Bir ömrü vatan mücadelesinde geçmiş Mustafa Kemal Atatürk, Türk’e önderlik etmiş tarihteki birçok diğer komutan, devlet adamı gibi Türk’ün tarihinde müstesna yerini almıştır. Onun bu yerini ne tarihte ne de içimizde değiştirecek hiçbir güç yoktur.

Mustafa Kemal Atatürk’ün Türkiye Cumhuriyeti’nde, Türk Dünyasında milyonlarca seveni olduğu gibi sevmeyen düşmanları da alenen ortadadır. Kimi etnik kuyruk açısından, kimi din istismarı alanını genişletmek adına, kimi de emperyalist projelerde Türkiye Cumhuriyeti’ni bölüp parçalamak adına Atatürk’ün miraslarına, düşüncelerine düşmanlık beslemektedir. Böyle bir düşmanlıkta zaten doğal değil mi? Böylelerine “Niye Atatürk’e düşmanlık yapıyorsun?” diye sormanın bir manası var mı? Böyleleri düşmanlığını açıktan yapacak ki Türkiye Cumhuriyeti’ni korumak, yaşatmak isteyenler her daim teyakkuz halinde olsun…

Biz Atatürk’ün ismini duyunca, fotoğrafını görünce, onun miraslarının anlamını idrak ettikçe huzur buluyoruz ama onun ismini duyunca, resmini görünce kuduran, miraslarından bahsedince ruhsal bunalıma girenlerin, Cumhuriyet’i yaşatmak adına teyakkuz halinde olacaklara da katkısını asla yabana atmamak gerekiyor.
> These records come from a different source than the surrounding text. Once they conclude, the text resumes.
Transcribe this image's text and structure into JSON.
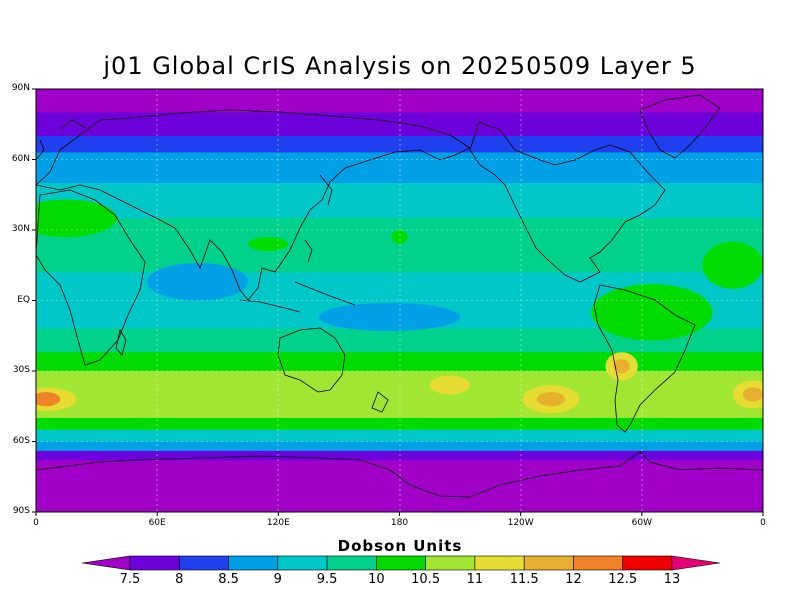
{
  "title": "j01 Global CrIS Analysis on 20250509 Layer 5",
  "lat_ticks": [
    "90N",
    "60N",
    "30N",
    "EQ",
    "30S",
    "60S",
    "90S"
  ],
  "lon_ticks": [
    "0",
    "60E",
    "120E",
    "180",
    "120W",
    "60W",
    "0"
  ],
  "colorbar": {
    "title": "Dobson Units",
    "levels": [
      "7.5",
      "8",
      "8.5",
      "9",
      "9.5",
      "10",
      "10.5",
      "11",
      "11.5",
      "12",
      "12.5",
      "13"
    ],
    "colors": [
      "#a000c8",
      "#6e00dc",
      "#2040f0",
      "#00a0e6",
      "#00c8c8",
      "#00d28c",
      "#00dc00",
      "#a0e632",
      "#e6dc32",
      "#e6af2d",
      "#f08228",
      "#f00000",
      "#e60078"
    ]
  },
  "zonal_bands": [
    {
      "lat_from": 90,
      "lat_to": 80,
      "color": "#a000c8"
    },
    {
      "lat_from": 80,
      "lat_to": 70,
      "color": "#6e00dc"
    },
    {
      "lat_from": 70,
      "lat_to": 63,
      "color": "#2040f0"
    },
    {
      "lat_from": 63,
      "lat_to": 50,
      "color": "#00a0e6"
    },
    {
      "lat_from": 50,
      "lat_to": 35,
      "color": "#00c8c8"
    },
    {
      "lat_from": 35,
      "lat_to": 12,
      "color": "#00d28c"
    },
    {
      "lat_from": 12,
      "lat_to": -12,
      "color": "#00c8c8"
    },
    {
      "lat_from": -12,
      "lat_to": -22,
      "color": "#00d28c"
    },
    {
      "lat_from": -22,
      "lat_to": -30,
      "color": "#00dc00"
    },
    {
      "lat_from": -30,
      "lat_to": -50,
      "color": "#a0e632"
    },
    {
      "lat_from": -50,
      "lat_to": -55,
      "color": "#00dc00"
    },
    {
      "lat_from": -55,
      "lat_to": -60,
      "color": "#00c8c8"
    },
    {
      "lat_from": -60,
      "lat_to": -64,
      "color": "#00a0e6"
    },
    {
      "lat_from": -64,
      "lat_to": -68,
      "color": "#6e00dc"
    },
    {
      "lat_from": -68,
      "lat_to": -90,
      "color": "#a000c8"
    }
  ],
  "regional_features": [
    {
      "lon": 15,
      "lat": 35,
      "rlon": 25,
      "rlat": 8,
      "color": "#00dc00"
    },
    {
      "lon": 80,
      "lat": 8,
      "rlon": 25,
      "rlat": 8,
      "color": "#00a0e6"
    },
    {
      "lon": 175,
      "lat": -7,
      "rlon": 35,
      "rlat": 6,
      "color": "#00a0e6"
    },
    {
      "lon": 305,
      "lat": -5,
      "rlon": 30,
      "rlat": 12,
      "color": "#00dc00"
    },
    {
      "lon": 345,
      "lat": 15,
      "rlon": 15,
      "rlat": 10,
      "color": "#00dc00"
    },
    {
      "lon": 5,
      "lat": -42,
      "rlon": 15,
      "rlat": 5,
      "color": "#e6dc32"
    },
    {
      "lon": 5,
      "lat": -42,
      "rlon": 7,
      "rlat": 3,
      "color": "#f08228"
    },
    {
      "lon": 205,
      "lat": -36,
      "rlon": 10,
      "rlat": 4,
      "color": "#e6dc32"
    },
    {
      "lon": 255,
      "lat": -42,
      "rlon": 14,
      "rlat": 6,
      "color": "#e6dc32"
    },
    {
      "lon": 255,
      "lat": -42,
      "rlon": 7,
      "rlat": 3,
      "color": "#e6af2d"
    },
    {
      "lon": 290,
      "lat": -28,
      "rlon": 8,
      "rlat": 6,
      "color": "#e6dc32"
    },
    {
      "lon": 290,
      "lat": -28,
      "rlon": 4,
      "rlat": 3,
      "color": "#e6af2d"
    },
    {
      "lon": 355,
      "lat": -40,
      "rlon": 10,
      "rlat": 6,
      "color": "#e6dc32"
    },
    {
      "lon": 355,
      "lat": -40,
      "rlon": 5,
      "rlat": 3,
      "color": "#e6af2d"
    },
    {
      "lon": 180,
      "lat": 27,
      "rlon": 4,
      "rlat": 3,
      "color": "#00dc00"
    },
    {
      "lon": 115,
      "lat": 24,
      "rlon": 10,
      "rlat": 3,
      "color": "#00dc00"
    }
  ]
}
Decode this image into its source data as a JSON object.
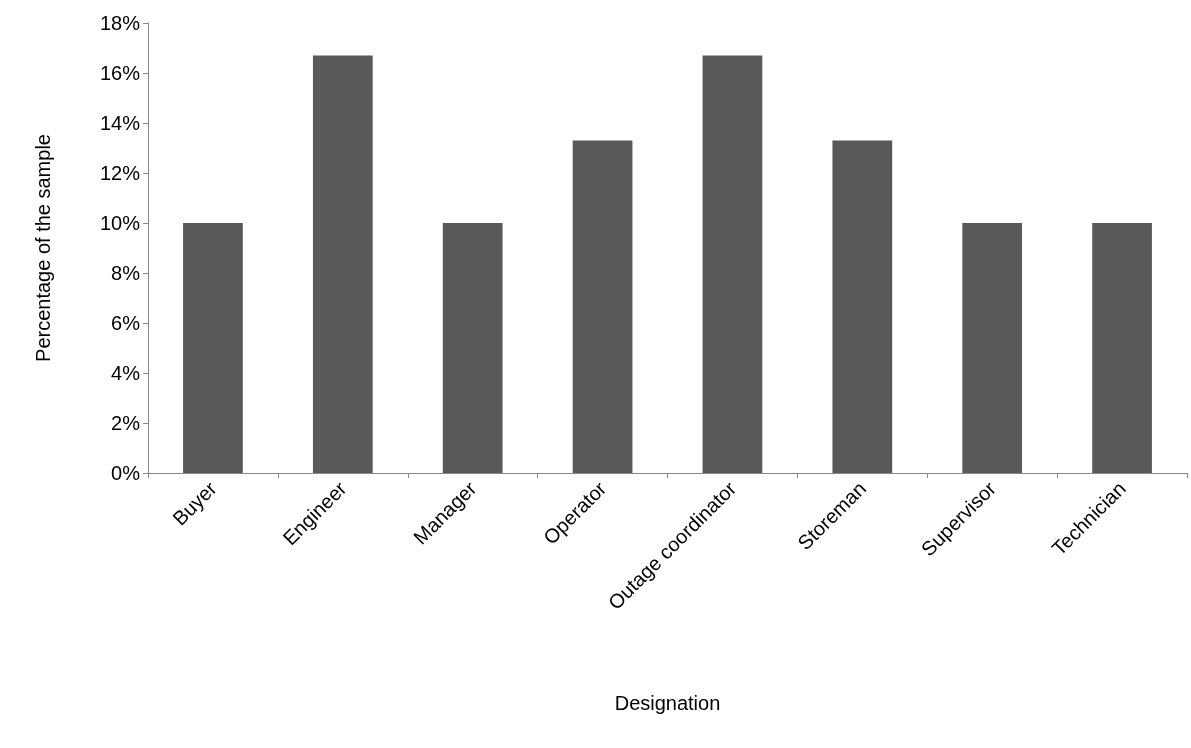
{
  "chart_data": {
    "type": "bar",
    "xlabel": "Designation",
    "ylabel": "Percentage of the sample",
    "categories": [
      "Buyer",
      "Engineer",
      "Manager",
      "Operator",
      "Outage coordinator",
      "Storeman",
      "Supervisor",
      "Technician"
    ],
    "values": [
      10,
      16.7,
      10,
      13.3,
      16.7,
      13.3,
      10,
      10
    ],
    "color": "#595959",
    "ylim": [
      0,
      18
    ],
    "yticks": [
      {
        "value": 0,
        "label": "0%"
      },
      {
        "value": 2,
        "label": "2%"
      },
      {
        "value": 4,
        "label": "4%"
      },
      {
        "value": 6,
        "label": "6%"
      },
      {
        "value": 8,
        "label": "8%"
      },
      {
        "value": 10,
        "label": "10%"
      },
      {
        "value": 12,
        "label": "12%"
      },
      {
        "value": 14,
        "label": "14%"
      },
      {
        "value": 16,
        "label": "16%"
      },
      {
        "value": 18,
        "label": "18%"
      }
    ],
    "grid": false
  }
}
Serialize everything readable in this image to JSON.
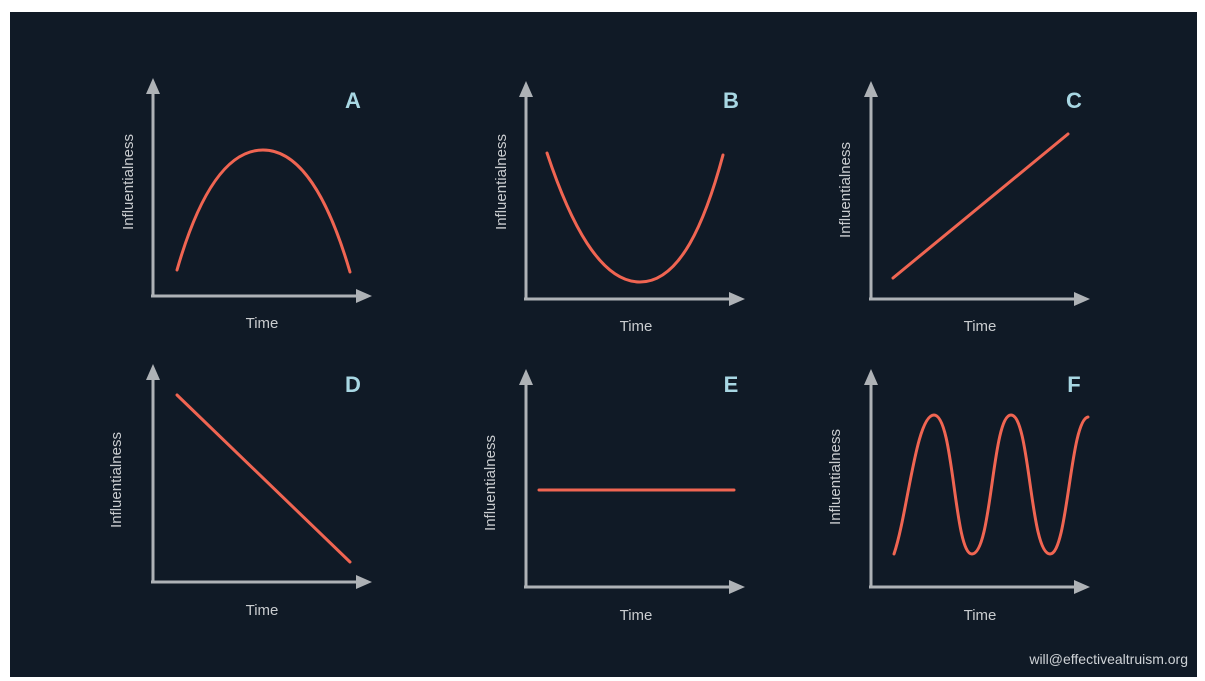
{
  "colors": {
    "background": "#101a26",
    "axis": "#aeb2b6",
    "curve": "#f06552",
    "panel_letter": "#a8d7e3",
    "text": "#c9cccf"
  },
  "panels": [
    {
      "letter": "A",
      "xlabel": "Time",
      "ylabel": "Influentialness",
      "shape": "inverted-u"
    },
    {
      "letter": "B",
      "xlabel": "Time",
      "ylabel": "Influentialness",
      "shape": "u"
    },
    {
      "letter": "C",
      "xlabel": "Time",
      "ylabel": "Influentialness",
      "shape": "increasing-line"
    },
    {
      "letter": "D",
      "xlabel": "Time",
      "ylabel": "Influentialness",
      "shape": "decreasing-line"
    },
    {
      "letter": "E",
      "xlabel": "Time",
      "ylabel": "Influentialness",
      "shape": "flat-line"
    },
    {
      "letter": "F",
      "xlabel": "Time",
      "ylabel": "Influentialness",
      "shape": "oscillating"
    }
  ],
  "footer": {
    "email": "will@effectivealtruism.org"
  }
}
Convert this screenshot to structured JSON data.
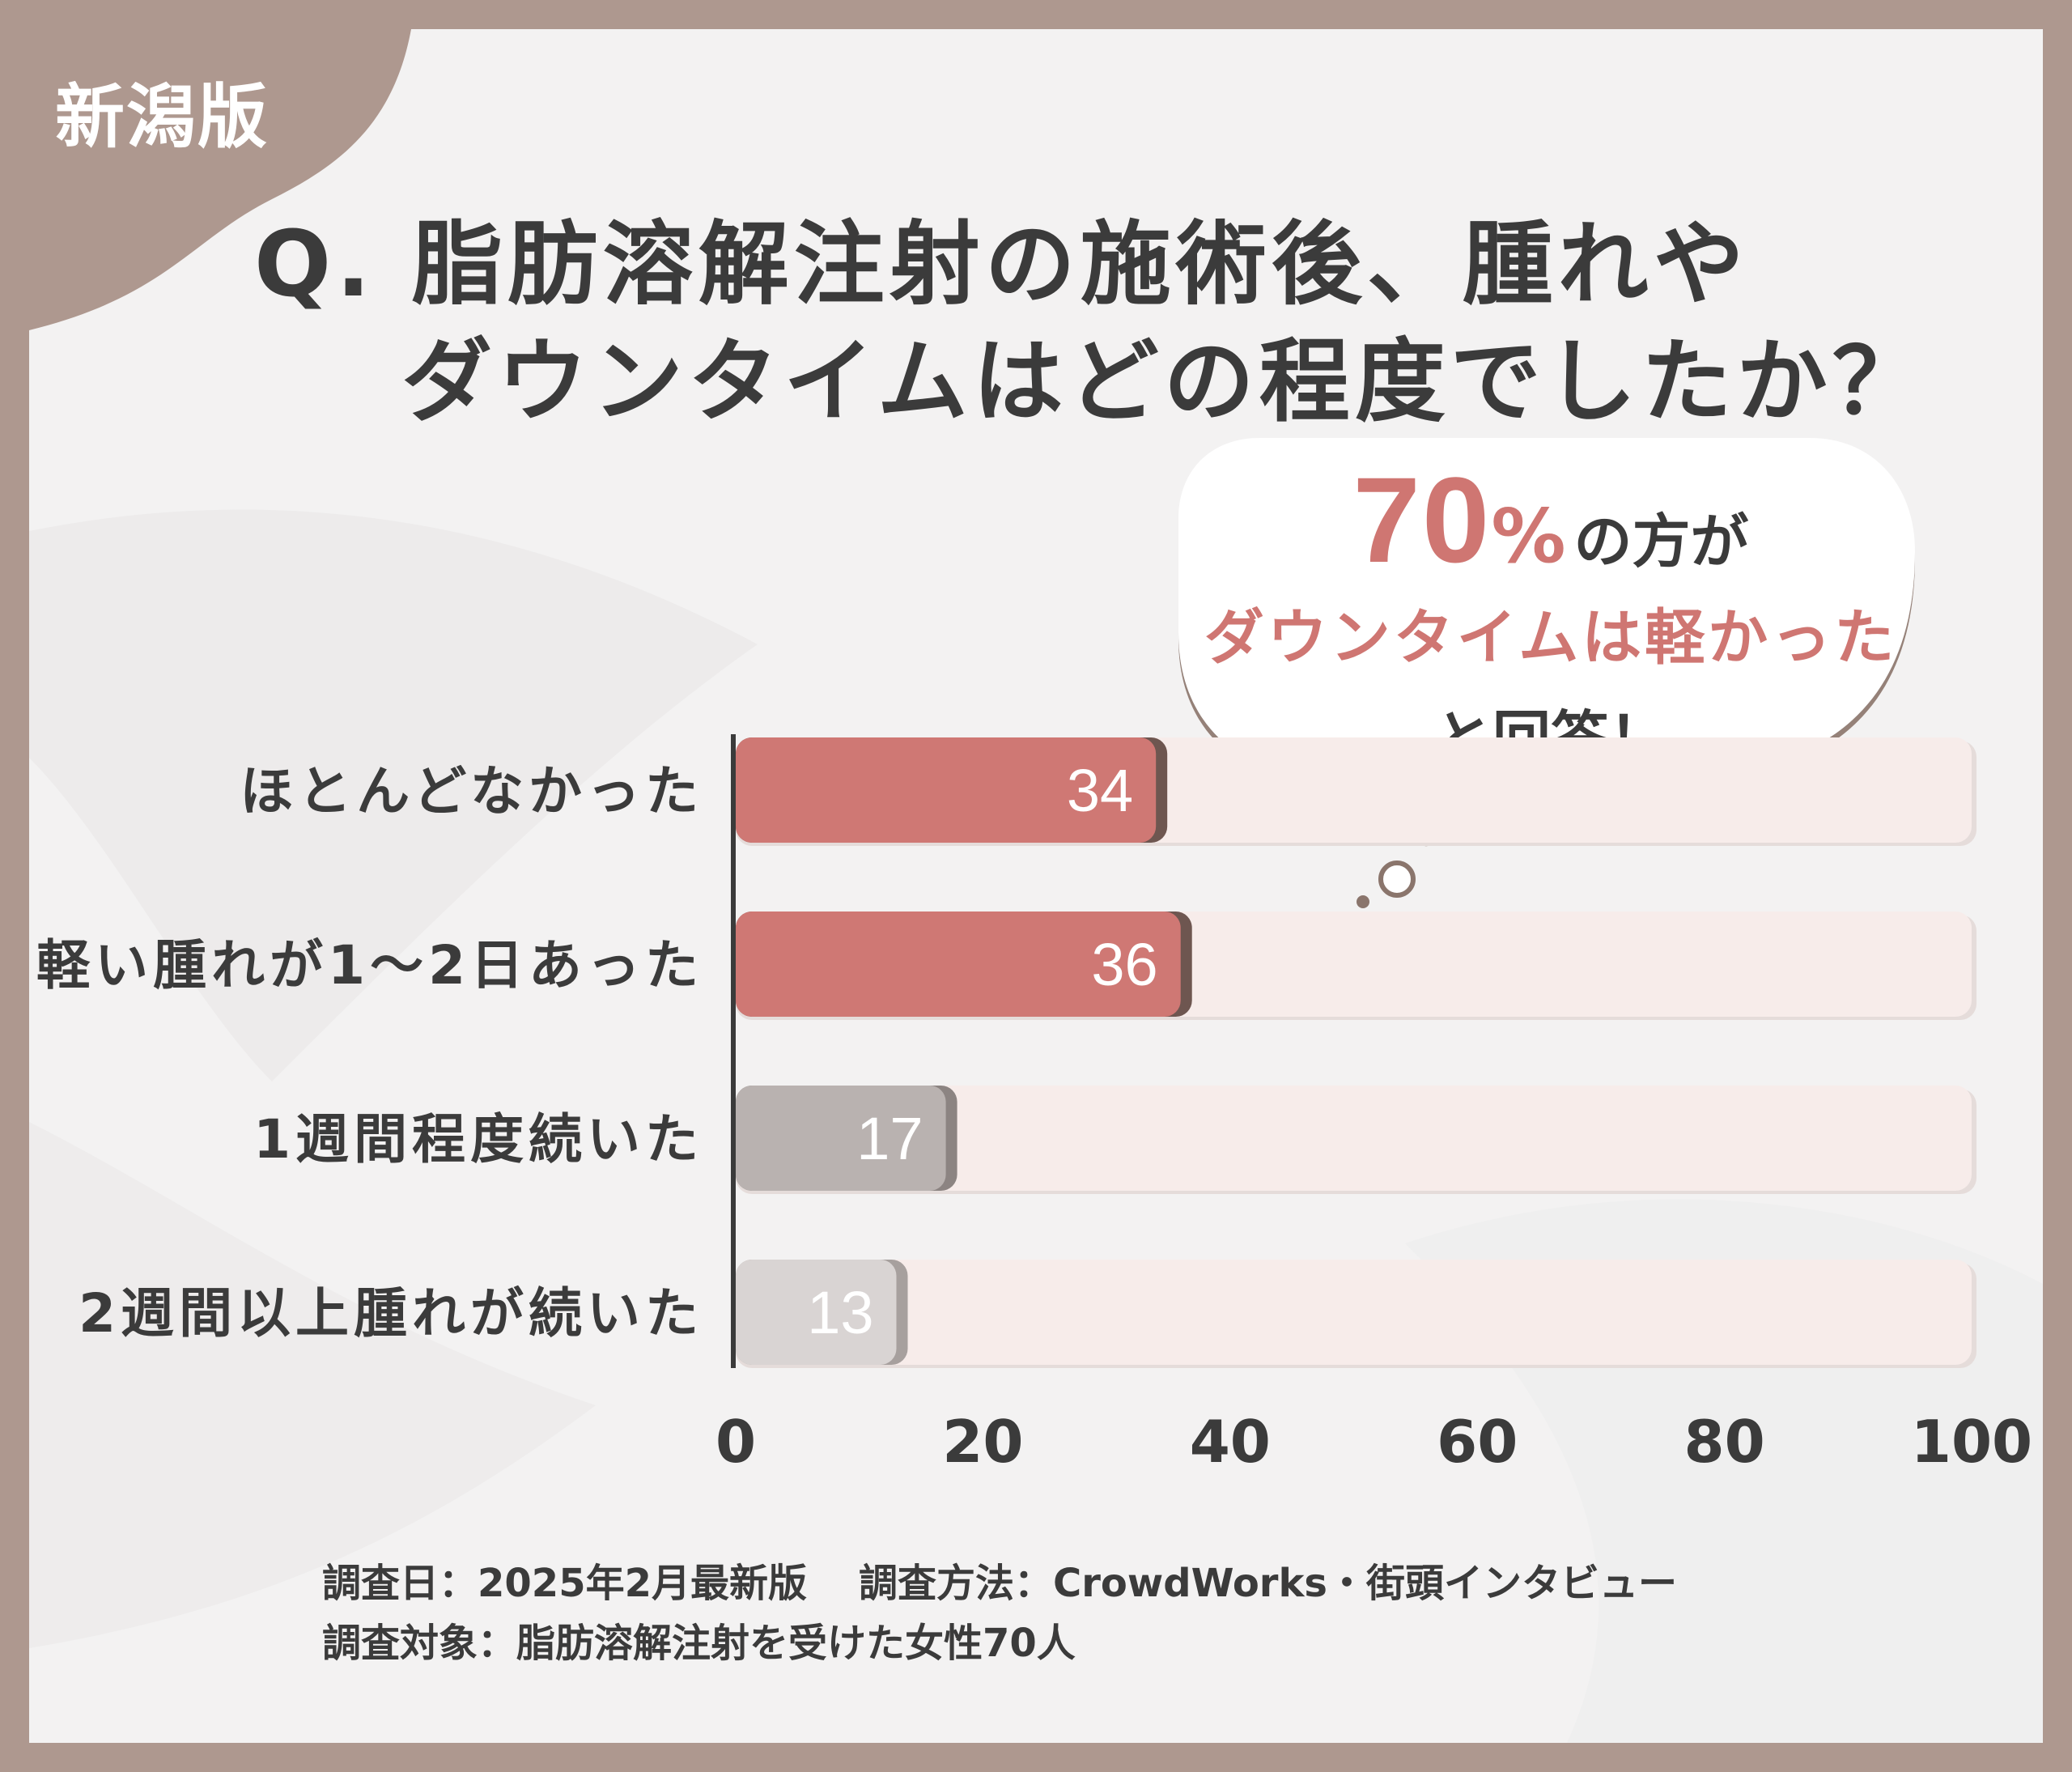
{
  "badge": {
    "text": "新潟版"
  },
  "title": {
    "line1": "Q. 脂肪溶解注射の施術後、腫れや",
    "line2": "ダウンタイムはどの程度でしたか？"
  },
  "callout": {
    "number": "70",
    "percent_sign": "%",
    "after_number": "の方が",
    "highlight": "ダウンタイムは軽かった",
    "ending": "と回答！"
  },
  "chart_data": {
    "type": "bar",
    "orientation": "horizontal",
    "categories": [
      "ほとんどなかった",
      "軽い腫れが1〜2日あった",
      "1週間程度続いた",
      "2週間以上腫れが続いた"
    ],
    "values": [
      34,
      36,
      17,
      13
    ],
    "value_labels": [
      "34",
      "36",
      "17",
      "13"
    ],
    "xlim": [
      0,
      100
    ],
    "xticks": [
      "0",
      "20",
      "40",
      "60",
      "80",
      "100"
    ],
    "bar_colors": [
      "#cf7874",
      "#cf7874",
      "#b9b2b0",
      "#d9d4d3"
    ],
    "track_color": "#f7ecea",
    "grid": false,
    "legend": "none"
  },
  "footnote": {
    "date": "調査日：2025年2月最新版",
    "method": "調査方法：CrowdWorks・街頭インタビュー",
    "target": "調査対象：脂肪溶解注射を受けた女性70人"
  }
}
Atatürk her insan gibi faniydi. Onun değerli fikirleri, emanet bıraktığı mirasları sonsuza kadar yaşatılacak olması onu ölümsüz kılacaktır.

10 Kasımlar hüzünleri artırmak için değil, milli şuuru yükseltmek için yoğunlaşacak, Atatürk’ün bıraktığı bu yeryüzü cennet vatanın kolay kurulmadığını, kurulurken yapılmış inkılaplarla nasıl ileri medeniyetler seviyesine gelecek şekilde harmanlandığını ve bunun devamlılığını sağlamak için neler yapılması gerektiğinin düşünülmesi gerektiği günler olmalıdır. Şekilcilikten, donukluktan uzak özüyle anlatılacak Atatürk’e Türk milletinin ihtiyacı vardır. Yüce Türk, ruhun şad olsun!